5 gram dose every 8 hours is recommended. In bone and joint infections, a 1. 5-gram dose every 8 hours is recommended. In life-threatening infections or infections due to less susceptible organisms, 1. 5 grams every 6 hours may be required. In bacterial meningitis, the dosage should not exceed 3 grams every 8 hours.

The recommended intravenous (IV) dose of Cefuroxime is:

  • 5 grams every 8 hours for most infections
  • 1.5 grams every 8 hours for bone and joint infections
  • 1.5 grams every 6 hours for life-threatening infections or infections due to less susceptible organisms
  • Not to exceed 3 grams every 8 hours for bacterial meningitis 2

From the Research

Recommended Intravenous (IV) Dose of Cefuroxime

The recommended IV dose of Cefuroxime varies depending on the specific condition being treated and the patient population.

  • For healthy young volunteers, a dosage regimen of 750 mg every 12 hours is recommended for treating Streptococcus pneumoniae 3.
  • For patients with severe renal insufficiency, a dose of 750 mg twice daily or 750 mg once daily is recommended, depending on the degree of renal impairment 4.
  • In critically ill patients undergoing continuous venovenous hemofiltration, a maintenance dose of 3000 mg cefuroxime infused over 24 hours is predicted to provide an optimal steady-state plasma concentration 5.
  • For infants and children with suspected bacterial pneumonia, a dose of 75 mg/kg/day divided every 8 hours IV or IM is recommended 6.

Special Considerations

  • The volume of distribution and clearance of cefuroxime may vary depending on the patient population and renal function 3, 4, 5.
  • Cefuroxime has been shown to be safe and effective in various patient populations, including infants and children 6 and patients with severe renal insufficiency 4.
  • Toxicological studies have demonstrated that cefuroxime is well-tolerated at high doses, with no serious toxic effects observed 7.

Professional Medical Disclaimer

This information is intended for healthcare professionals.

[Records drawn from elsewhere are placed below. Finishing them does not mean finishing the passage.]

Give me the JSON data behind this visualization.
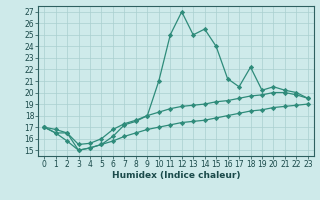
{
  "title": "",
  "xlabel": "Humidex (Indice chaleur)",
  "ylabel": "",
  "x_values": [
    0,
    1,
    2,
    3,
    4,
    5,
    6,
    7,
    8,
    9,
    10,
    11,
    12,
    13,
    14,
    15,
    16,
    17,
    18,
    19,
    20,
    21,
    22,
    23
  ],
  "line1": [
    17.0,
    16.5,
    16.5,
    15.0,
    15.2,
    15.5,
    16.2,
    17.2,
    17.5,
    18.0,
    21.0,
    25.0,
    27.0,
    25.0,
    25.5,
    24.0,
    21.2,
    20.5,
    22.2,
    20.2,
    20.5,
    20.2,
    20.0,
    19.5
  ],
  "line2": [
    17.0,
    16.8,
    16.5,
    15.5,
    15.6,
    16.0,
    16.8,
    17.3,
    17.6,
    18.0,
    18.3,
    18.6,
    18.8,
    18.9,
    19.0,
    19.2,
    19.3,
    19.5,
    19.7,
    19.8,
    20.0,
    20.0,
    19.8,
    19.5
  ],
  "line3": [
    17.0,
    16.5,
    15.8,
    15.0,
    15.2,
    15.5,
    15.8,
    16.2,
    16.5,
    16.8,
    17.0,
    17.2,
    17.4,
    17.5,
    17.6,
    17.8,
    18.0,
    18.2,
    18.4,
    18.5,
    18.7,
    18.8,
    18.9,
    19.0
  ],
  "line_color": "#2e8b7a",
  "bg_color": "#ceeaea",
  "grid_color": "#aacfcf",
  "ylim": [
    14.5,
    27.5
  ],
  "xlim": [
    -0.5,
    23.5
  ],
  "yticks": [
    15,
    16,
    17,
    18,
    19,
    20,
    21,
    22,
    23,
    24,
    25,
    26,
    27
  ],
  "xticks": [
    0,
    1,
    2,
    3,
    4,
    5,
    6,
    7,
    8,
    9,
    10,
    11,
    12,
    13,
    14,
    15,
    16,
    17,
    18,
    19,
    20,
    21,
    22,
    23
  ],
  "tick_fontsize": 5.5,
  "xlabel_fontsize": 6.5
}
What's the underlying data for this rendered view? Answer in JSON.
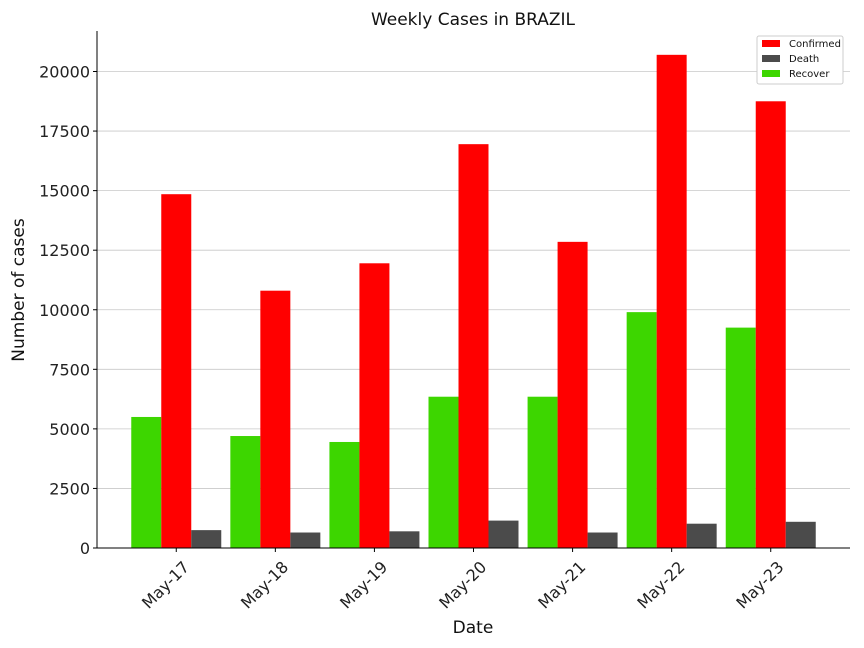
{
  "chart_data": {
    "type": "bar",
    "title": "Weekly Cases in BRAZIL",
    "xlabel": "Date",
    "ylabel": "Number of cases",
    "categories": [
      "May-17",
      "May-18",
      "May-19",
      "May-20",
      "May-21",
      "May-22",
      "May-23"
    ],
    "series": [
      {
        "name": "Recover",
        "color": "#3dd600",
        "values": [
          5500,
          4700,
          4450,
          6350,
          6350,
          9900,
          9250
        ]
      },
      {
        "name": "Confirmed",
        "color": "#ff0000",
        "values": [
          14850,
          10800,
          11950,
          16950,
          12850,
          20700,
          18750
        ]
      },
      {
        "name": "Death",
        "color": "#4b4b4b",
        "values": [
          750,
          650,
          700,
          1150,
          650,
          1020,
          1100
        ]
      }
    ],
    "legend_order": [
      "Confirmed",
      "Death",
      "Recover"
    ],
    "legend_position": "top-right",
    "ylim": [
      0,
      21700
    ],
    "yticks": [
      0,
      2500,
      5000,
      7500,
      10000,
      12500,
      15000,
      17500,
      20000
    ],
    "grid": "horizontal"
  }
}
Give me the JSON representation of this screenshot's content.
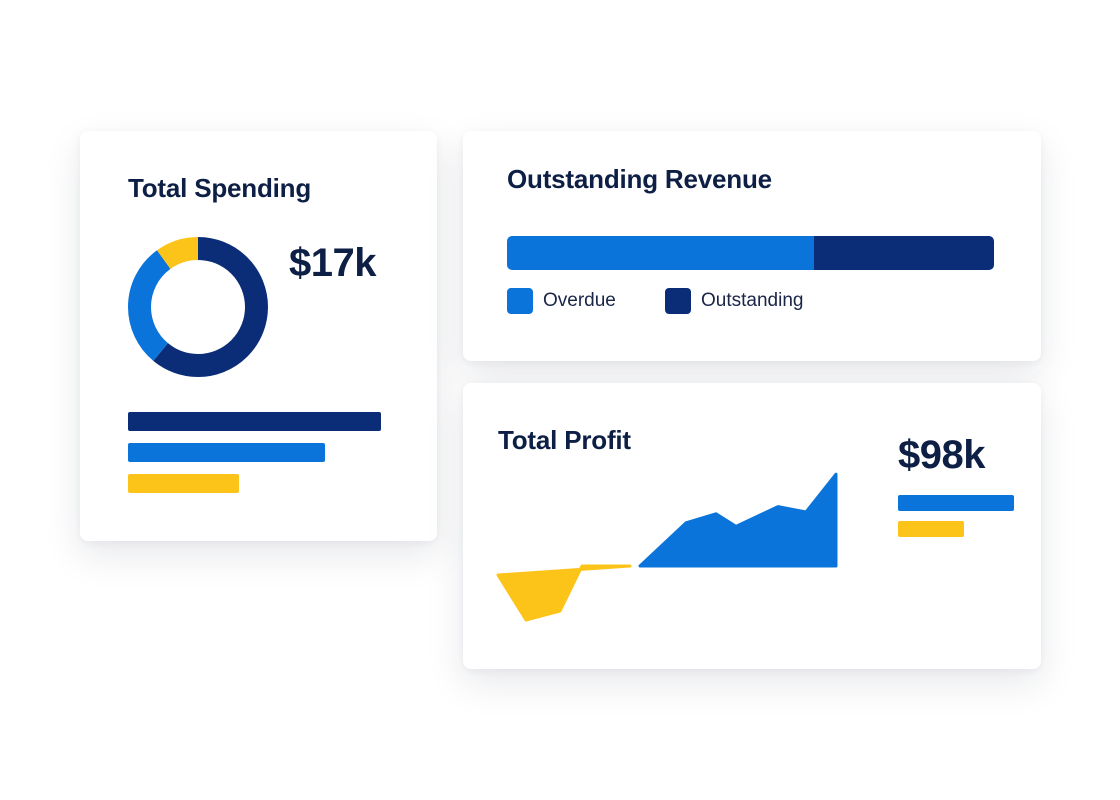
{
  "colors": {
    "blue": "#0a74da",
    "navy": "#0b2d78",
    "yellow": "#fcc419",
    "title": "#0d1f45"
  },
  "spending": {
    "title": "Total Spending",
    "value": "$17k"
  },
  "revenue": {
    "title": "Outstanding Revenue"
  },
  "profit": {
    "title": "Total Profit",
    "value": "$98k"
  },
  "chart_data": [
    {
      "type": "pie",
      "variant": "donut",
      "slices": [
        {
          "color": "#0b2d78",
          "fraction": 0.61
        },
        {
          "color": "#0a74da",
          "fraction": 0.29
        },
        {
          "color": "#fcc419",
          "fraction": 0.1
        }
      ],
      "bars": [
        {
          "color": "#0b2d78",
          "fraction": 1.0
        },
        {
          "color": "#0a74da",
          "fraction": 0.78
        },
        {
          "color": "#fcc419",
          "fraction": 0.44
        }
      ]
    },
    {
      "type": "bar",
      "orientation": "horizontal-stacked",
      "series": [
        {
          "name": "Overdue",
          "color": "#0a74da",
          "value": 0.63
        },
        {
          "name": "Outstanding",
          "color": "#0b2d78",
          "value": 0.37
        }
      ],
      "legend": "bottom-left"
    },
    {
      "type": "area",
      "series": [
        {
          "color": "#fcc419",
          "x": [
            0,
            14,
            31,
            42,
            66
          ],
          "y": [
            -0.5,
            -3,
            -2.5,
            0,
            0
          ]
        },
        {
          "color": "#0a74da",
          "x": [
            71,
            94,
            109,
            119,
            140,
            154,
            169
          ],
          "y": [
            0,
            2.4,
            2.9,
            2.2,
            3.3,
            3.0,
            5.1
          ]
        }
      ],
      "bars": [
        {
          "color": "#0a74da",
          "fraction": 1.0
        },
        {
          "color": "#fcc419",
          "fraction": 0.57
        }
      ]
    }
  ]
}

Any medical decision-making should rely on clinical judgment and independently verified information. The content provided herein does not replace professional discretion and should be considered supplementary to established clinical guidelines. Healthcare providers should verify all information against primary literature and current practice standards before application in patient care. Dr.Oracle assumes no liability for clinical decisions based on this content.